How similar are robots and humans? How do they—and more specifically our interaction with them—influence our ability to perceive, think, and act?
A new study done in collaboration between Brown’s Cognitive and Psychological Sciences Department and the Italian Institute of Technology, works to find answers to these questions.
Initially conceptualized by Joo-Hyun Song, associate professor of the CoPsy department, and Alessandra Sciutti, head of the CONTACT (COgNiTive Architecture for Collaborative Technologies) of the Italian Institute of Technology, this project falls under a grant encouraging international collaboration between the United States and Europe. Their key goal: determine if a robot’s hand can bias a human’s visual attention after human-robot collaboration, the way another human’s hand would.
Humans prioritize collaboration in work, even though their skills may not be matched, and coordination. Children learn from a young age to pass the ball in sports and take turns. This behavior has been ingrained in humans but is yet to be applied to robots on a large scale.
Led by Giulia Scorza Azzarà, a graduate student of Dr. Sciutti, this project merges the studies of perception, cognition, and robotics, with human interaction at its core. It centers around two key concepts: the near-hand effect and body schema.
“The human's hand is very special,” Song explained. “So when [there is an object] nearby your hand, there is [an] attentional priority. You can shift your attention more efficiently towards your hand.” Referred to as the near-hand effect, a visual phenomenon is a response of the body to objects near our own hand.
The body schema is the model humans make subconsciously for their spatial representation of bodily properties and connections. It is informed by surrounding people and is constantly adapting to fit changing environments.
The study—which included fifty two participants—involved a “joint-sawing” initiative, where human participants worked with robots to cut through soap. A human and a robot each held a side of a wire and collaborated to make an indentation through the soap.
The closer the robot’s competence was to a “human” level, the more the human encoded it into their body schema and the stronger the human’s visual perception was of the hand after the activity. This comes in direct contrast to inanimate, unrelated objects; there is no shift of attention toward the object because there is no reason for a human to encode it.
As Song synthesized, “If a robot puts its hand [out], do you think it can attract your attention to the robot's hand? The answer is no. A robot’s hand is a robot's hands, not your hand, so it does not attract your attention. But if you're working together with the robot, just cutting the soup for three, four minutes together, then the robot's hands become like your hands [and] attract your attention to its hand. Your attention will prioritize [the] robot's hands.”
To synthesize, the human-robot interaction led to the replication of the near-hand effect, Song shared, which changes the properties of human perception. This runs in contrast to much of the existing research on robots that center on improving pure algorithms, Song explained, but instead focuses on connecting to and interacting with humans in safe, sensitive, and “very cute” ways.

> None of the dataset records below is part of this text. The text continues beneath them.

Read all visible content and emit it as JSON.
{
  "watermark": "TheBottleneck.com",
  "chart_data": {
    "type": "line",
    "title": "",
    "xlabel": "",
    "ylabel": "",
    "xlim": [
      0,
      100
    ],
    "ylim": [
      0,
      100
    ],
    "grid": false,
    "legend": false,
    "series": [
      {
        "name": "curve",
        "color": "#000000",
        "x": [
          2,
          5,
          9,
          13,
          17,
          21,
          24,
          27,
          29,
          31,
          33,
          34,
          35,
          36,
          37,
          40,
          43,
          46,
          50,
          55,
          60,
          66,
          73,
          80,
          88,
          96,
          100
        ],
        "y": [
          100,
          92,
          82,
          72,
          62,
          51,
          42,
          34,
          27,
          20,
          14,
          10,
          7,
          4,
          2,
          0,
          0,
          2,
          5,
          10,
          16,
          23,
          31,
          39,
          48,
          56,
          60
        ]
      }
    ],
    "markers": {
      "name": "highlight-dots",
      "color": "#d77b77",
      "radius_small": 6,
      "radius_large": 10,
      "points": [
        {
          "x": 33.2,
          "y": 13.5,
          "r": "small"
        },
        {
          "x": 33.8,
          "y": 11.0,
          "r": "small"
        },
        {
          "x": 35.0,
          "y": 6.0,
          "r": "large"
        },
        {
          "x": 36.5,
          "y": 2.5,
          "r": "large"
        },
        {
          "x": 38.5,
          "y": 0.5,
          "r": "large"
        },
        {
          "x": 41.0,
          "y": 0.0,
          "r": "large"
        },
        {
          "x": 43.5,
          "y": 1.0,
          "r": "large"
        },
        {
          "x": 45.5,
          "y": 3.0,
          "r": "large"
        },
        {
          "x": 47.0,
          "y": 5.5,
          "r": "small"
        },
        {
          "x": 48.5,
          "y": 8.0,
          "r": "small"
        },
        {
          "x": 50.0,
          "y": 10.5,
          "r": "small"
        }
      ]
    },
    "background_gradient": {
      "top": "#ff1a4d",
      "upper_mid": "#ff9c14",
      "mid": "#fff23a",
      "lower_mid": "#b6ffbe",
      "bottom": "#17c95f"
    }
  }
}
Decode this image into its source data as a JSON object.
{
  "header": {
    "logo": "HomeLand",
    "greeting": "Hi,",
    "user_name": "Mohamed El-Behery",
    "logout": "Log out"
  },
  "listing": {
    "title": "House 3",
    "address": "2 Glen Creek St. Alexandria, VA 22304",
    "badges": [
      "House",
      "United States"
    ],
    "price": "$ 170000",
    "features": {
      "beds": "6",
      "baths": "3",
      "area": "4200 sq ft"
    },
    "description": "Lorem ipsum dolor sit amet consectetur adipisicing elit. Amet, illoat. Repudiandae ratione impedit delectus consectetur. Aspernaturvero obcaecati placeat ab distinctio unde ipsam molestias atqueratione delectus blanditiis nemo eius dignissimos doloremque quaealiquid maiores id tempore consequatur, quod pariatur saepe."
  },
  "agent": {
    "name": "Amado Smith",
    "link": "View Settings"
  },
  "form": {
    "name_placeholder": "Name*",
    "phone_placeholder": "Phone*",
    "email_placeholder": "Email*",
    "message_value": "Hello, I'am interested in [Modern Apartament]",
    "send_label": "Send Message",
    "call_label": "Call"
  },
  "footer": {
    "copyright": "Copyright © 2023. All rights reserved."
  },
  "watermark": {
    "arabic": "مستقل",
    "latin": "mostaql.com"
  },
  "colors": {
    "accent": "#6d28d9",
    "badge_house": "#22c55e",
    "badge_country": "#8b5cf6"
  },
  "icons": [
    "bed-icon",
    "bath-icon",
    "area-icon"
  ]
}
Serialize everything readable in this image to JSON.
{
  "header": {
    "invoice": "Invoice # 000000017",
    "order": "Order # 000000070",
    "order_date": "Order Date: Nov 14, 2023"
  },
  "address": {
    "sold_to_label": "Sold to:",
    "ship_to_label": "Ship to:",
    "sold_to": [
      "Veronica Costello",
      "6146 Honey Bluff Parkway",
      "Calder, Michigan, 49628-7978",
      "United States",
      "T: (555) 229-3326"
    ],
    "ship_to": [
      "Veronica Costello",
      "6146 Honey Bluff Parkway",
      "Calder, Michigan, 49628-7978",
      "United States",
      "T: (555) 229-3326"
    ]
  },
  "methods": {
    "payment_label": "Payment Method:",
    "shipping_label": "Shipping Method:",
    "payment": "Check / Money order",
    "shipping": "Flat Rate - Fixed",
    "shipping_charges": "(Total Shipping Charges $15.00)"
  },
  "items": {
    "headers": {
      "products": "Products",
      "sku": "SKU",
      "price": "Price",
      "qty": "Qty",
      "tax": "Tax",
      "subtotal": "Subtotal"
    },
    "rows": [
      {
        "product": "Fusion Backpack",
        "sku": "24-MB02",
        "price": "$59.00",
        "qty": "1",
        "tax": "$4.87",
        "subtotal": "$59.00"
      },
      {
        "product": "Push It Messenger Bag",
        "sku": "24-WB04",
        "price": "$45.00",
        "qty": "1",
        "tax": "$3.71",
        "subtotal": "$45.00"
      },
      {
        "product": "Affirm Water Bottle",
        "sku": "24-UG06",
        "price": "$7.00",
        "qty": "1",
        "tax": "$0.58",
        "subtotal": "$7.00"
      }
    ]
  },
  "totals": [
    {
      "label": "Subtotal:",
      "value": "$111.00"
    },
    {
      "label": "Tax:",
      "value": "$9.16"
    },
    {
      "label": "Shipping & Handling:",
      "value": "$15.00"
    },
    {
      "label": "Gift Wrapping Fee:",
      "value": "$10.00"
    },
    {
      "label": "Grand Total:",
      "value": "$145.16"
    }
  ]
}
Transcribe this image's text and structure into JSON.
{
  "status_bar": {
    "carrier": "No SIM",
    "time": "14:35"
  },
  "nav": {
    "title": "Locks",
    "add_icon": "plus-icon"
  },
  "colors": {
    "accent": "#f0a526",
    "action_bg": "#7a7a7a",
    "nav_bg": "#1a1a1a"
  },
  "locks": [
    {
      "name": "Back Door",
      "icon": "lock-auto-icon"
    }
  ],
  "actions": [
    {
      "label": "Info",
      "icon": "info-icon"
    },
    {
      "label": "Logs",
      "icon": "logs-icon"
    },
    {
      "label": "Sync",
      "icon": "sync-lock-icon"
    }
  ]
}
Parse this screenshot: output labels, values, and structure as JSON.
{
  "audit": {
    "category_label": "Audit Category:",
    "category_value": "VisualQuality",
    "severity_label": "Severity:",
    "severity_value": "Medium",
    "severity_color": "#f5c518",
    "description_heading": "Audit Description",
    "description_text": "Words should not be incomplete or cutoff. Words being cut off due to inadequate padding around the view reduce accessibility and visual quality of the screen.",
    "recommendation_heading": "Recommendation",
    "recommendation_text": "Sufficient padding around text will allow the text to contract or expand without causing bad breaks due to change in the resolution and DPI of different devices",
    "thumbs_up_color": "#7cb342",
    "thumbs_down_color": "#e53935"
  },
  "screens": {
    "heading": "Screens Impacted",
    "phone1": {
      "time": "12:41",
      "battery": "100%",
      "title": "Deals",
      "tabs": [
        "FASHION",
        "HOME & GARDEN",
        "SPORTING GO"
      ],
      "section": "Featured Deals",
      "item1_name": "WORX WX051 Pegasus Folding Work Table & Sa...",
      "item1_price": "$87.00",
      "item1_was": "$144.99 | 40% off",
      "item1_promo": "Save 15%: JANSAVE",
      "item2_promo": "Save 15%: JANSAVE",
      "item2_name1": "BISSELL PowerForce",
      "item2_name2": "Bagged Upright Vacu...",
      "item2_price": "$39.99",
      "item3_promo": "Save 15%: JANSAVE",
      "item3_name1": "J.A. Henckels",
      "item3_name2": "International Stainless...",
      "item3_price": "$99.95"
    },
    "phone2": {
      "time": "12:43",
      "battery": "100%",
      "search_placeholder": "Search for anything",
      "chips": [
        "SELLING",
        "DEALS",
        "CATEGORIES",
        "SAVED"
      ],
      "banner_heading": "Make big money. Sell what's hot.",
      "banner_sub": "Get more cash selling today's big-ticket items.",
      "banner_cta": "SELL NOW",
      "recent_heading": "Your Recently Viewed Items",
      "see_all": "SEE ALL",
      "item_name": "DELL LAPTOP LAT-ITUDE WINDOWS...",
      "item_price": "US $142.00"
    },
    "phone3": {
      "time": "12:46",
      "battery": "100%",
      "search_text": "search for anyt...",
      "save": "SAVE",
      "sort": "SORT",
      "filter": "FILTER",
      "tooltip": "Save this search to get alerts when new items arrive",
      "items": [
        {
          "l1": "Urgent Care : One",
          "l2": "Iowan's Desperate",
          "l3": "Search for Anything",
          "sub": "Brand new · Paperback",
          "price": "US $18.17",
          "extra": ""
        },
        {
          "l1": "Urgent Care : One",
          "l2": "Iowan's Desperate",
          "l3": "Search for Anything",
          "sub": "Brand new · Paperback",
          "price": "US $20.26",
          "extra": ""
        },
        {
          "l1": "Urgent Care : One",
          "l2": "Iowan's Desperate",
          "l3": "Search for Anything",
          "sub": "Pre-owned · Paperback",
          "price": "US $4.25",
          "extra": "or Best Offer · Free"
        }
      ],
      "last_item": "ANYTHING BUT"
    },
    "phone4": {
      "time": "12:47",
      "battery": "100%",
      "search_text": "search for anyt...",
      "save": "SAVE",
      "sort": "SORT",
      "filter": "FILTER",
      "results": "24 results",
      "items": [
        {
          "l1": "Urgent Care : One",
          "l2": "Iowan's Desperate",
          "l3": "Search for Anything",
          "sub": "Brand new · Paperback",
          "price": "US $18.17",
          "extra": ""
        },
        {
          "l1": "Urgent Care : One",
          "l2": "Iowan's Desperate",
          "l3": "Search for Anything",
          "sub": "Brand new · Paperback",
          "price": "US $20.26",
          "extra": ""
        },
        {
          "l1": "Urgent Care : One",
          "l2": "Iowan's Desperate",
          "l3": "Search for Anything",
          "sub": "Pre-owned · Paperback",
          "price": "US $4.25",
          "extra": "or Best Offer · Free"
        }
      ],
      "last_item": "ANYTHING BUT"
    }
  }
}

For example, Song said, “Knowing that once a robot and human collaborate, human’s attention properties change [could] help the robot to be more dynamically adjusted in interact[ing] with humans.”
Especially as there is more research and frequency of human-robot interaction, Song said, this can also play a role in understanding the effect of robots on humans and their body schema.
This research holds implications for rehabilitation efforts, robotic development, virtual realities, performance evaluations, and more.
This work is supported by the National Science Award# NSF BCS 2043328 and by the ERC STG wHiSPER (Investigating Human Shared Perception with Robots) G.A: 804388.